Jesus answers him: “Blessed are you, Simon Bar-Jona! For flesh and blood has not revealed this to you, but My Father who is in heaven. And I tell you, you are Peter, and on this rock I will build My Church…”
Immediately something is lost in the translation from Greek, (the language in which the New Testament was written), into English, because “Peter” and “rock” do not look or sound the same. Protestants will say “Peter” cannot be equated verbally to “rock” because even in the Greek, (where the words DO look and sound the same), the “Petros” translated “Peter”, and the “petra” translated ”rock” have two different genders. (In the Greek, the word for “rock” is feminine; “petra.” In order to make the word “rock” a masculine name, one would have to change the ending; “petra” => “petros”) The Protestant argument is that “petra” means “solid rock” — and Jesus is pointing to Himself, of course – and that “petros” means “a small stone.” Jesus is not equating them, but is instead contrasting them. But Greek scholars — even non-Catholic ones — admit that the words ”petros” and “petra” were synonymous in first century Greek. Karl Keating writes, in “The Essential Catholic Survival Guide”: The difference in meaning can be found only in Attic Greek, but the New Testament was written in Koine Greek — an entirely different dialect. In Koine Greek, both “petros” and “petra” simply mean rock. The distinction that some Protestants attempt to make between “petros” and “petra” simply doesn’t exist!
But beyond that, when one considers that Jesus and the disciples most likely spoke Aramaic, and not Greek, (at least, not among themselves), the Protestant argument becomes even less defensible – the word for ”rock” in Aramaic is “kepha” , and because there are no distinctions between masculine and feminine, what Jesus would have said to Peter is: “You are ‘Kepha’, and upon this kepha I will build My Church.” The early Church historian, Eusebius of Caesarea, records that the Gospel according to St.
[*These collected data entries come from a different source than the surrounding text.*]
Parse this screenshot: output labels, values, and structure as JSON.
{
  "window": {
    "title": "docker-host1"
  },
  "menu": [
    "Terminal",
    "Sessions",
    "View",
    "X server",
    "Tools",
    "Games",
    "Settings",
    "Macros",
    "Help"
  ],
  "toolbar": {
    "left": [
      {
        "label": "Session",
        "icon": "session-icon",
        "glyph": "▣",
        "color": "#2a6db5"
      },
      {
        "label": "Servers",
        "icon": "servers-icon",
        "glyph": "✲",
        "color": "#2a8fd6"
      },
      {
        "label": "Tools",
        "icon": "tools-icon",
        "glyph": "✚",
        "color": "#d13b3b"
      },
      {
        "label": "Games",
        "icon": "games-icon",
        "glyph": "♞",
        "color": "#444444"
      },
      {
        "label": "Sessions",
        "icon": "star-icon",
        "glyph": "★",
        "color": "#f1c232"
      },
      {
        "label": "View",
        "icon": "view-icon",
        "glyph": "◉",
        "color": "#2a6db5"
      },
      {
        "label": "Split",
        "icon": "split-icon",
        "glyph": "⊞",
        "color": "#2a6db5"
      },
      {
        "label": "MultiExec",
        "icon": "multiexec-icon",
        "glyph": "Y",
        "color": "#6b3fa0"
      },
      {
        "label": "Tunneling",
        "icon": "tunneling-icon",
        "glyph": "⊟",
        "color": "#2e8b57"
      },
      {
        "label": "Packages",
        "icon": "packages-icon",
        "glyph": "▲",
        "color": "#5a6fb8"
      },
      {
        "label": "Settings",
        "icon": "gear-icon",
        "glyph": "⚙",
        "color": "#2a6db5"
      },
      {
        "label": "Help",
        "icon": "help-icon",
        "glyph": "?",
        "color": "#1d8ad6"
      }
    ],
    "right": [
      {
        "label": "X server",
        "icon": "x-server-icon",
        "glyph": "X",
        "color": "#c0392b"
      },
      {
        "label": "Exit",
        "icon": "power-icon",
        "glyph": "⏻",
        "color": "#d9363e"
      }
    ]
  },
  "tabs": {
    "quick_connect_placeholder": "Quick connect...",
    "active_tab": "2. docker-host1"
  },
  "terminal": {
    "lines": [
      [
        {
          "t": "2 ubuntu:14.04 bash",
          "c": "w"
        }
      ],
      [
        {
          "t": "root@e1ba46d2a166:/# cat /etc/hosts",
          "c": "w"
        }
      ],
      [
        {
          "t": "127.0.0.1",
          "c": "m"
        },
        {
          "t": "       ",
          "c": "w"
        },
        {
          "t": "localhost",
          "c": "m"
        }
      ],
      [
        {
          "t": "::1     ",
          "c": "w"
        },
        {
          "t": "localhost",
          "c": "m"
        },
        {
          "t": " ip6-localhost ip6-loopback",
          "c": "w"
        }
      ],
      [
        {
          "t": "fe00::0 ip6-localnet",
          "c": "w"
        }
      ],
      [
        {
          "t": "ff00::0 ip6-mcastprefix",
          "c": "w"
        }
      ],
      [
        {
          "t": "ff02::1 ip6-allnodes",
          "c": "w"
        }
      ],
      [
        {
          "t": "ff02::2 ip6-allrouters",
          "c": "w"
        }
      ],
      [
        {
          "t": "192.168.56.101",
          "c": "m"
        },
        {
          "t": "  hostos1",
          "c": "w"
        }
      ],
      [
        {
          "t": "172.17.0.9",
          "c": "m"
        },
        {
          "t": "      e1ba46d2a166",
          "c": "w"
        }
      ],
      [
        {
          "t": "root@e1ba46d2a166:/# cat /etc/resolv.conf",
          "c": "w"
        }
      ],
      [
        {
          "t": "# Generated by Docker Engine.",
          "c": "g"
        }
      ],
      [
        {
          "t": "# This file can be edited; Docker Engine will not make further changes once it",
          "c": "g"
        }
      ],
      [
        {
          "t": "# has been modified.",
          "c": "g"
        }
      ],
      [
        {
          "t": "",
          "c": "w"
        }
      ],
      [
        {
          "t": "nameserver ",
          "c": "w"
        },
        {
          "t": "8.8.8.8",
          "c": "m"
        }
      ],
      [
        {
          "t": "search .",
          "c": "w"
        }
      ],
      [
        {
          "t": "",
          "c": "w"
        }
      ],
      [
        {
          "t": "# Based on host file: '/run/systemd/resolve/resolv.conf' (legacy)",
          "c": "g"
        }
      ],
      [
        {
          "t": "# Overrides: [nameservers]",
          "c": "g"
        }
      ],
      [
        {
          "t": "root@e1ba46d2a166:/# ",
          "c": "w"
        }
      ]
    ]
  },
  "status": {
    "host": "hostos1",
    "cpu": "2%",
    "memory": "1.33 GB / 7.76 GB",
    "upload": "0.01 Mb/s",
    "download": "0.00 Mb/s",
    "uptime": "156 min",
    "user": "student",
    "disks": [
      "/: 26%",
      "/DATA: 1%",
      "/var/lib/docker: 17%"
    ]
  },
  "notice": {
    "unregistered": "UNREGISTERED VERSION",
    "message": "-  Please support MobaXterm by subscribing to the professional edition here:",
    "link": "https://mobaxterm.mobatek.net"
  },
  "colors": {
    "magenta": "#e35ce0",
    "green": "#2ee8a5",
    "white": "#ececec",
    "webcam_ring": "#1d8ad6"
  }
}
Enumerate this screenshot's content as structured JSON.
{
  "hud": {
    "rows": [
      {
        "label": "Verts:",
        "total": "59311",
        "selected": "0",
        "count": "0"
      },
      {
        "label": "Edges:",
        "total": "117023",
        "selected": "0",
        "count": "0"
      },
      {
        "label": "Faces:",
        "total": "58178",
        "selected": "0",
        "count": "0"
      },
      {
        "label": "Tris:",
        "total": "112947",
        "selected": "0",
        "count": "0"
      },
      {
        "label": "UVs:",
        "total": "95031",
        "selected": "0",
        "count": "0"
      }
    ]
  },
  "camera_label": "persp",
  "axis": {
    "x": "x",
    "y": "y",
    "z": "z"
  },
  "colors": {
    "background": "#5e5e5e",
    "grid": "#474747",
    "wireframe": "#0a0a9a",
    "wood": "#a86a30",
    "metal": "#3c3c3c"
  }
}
Matthew was originally written in Aramaic, and was translated into Koine Greek early on, (possibly by St. Matthew himself.) Therefore, the earliest inspired record of this conversation would have clearly shown the verbal connection between “Cephas”, (as St. Paul refers to him in several places), and the ROCK upon which Christ promised to build His Church.
Unfortunately, a lot often gets lost in translation. Fortunately, we don’t have to search far to find what has been lost.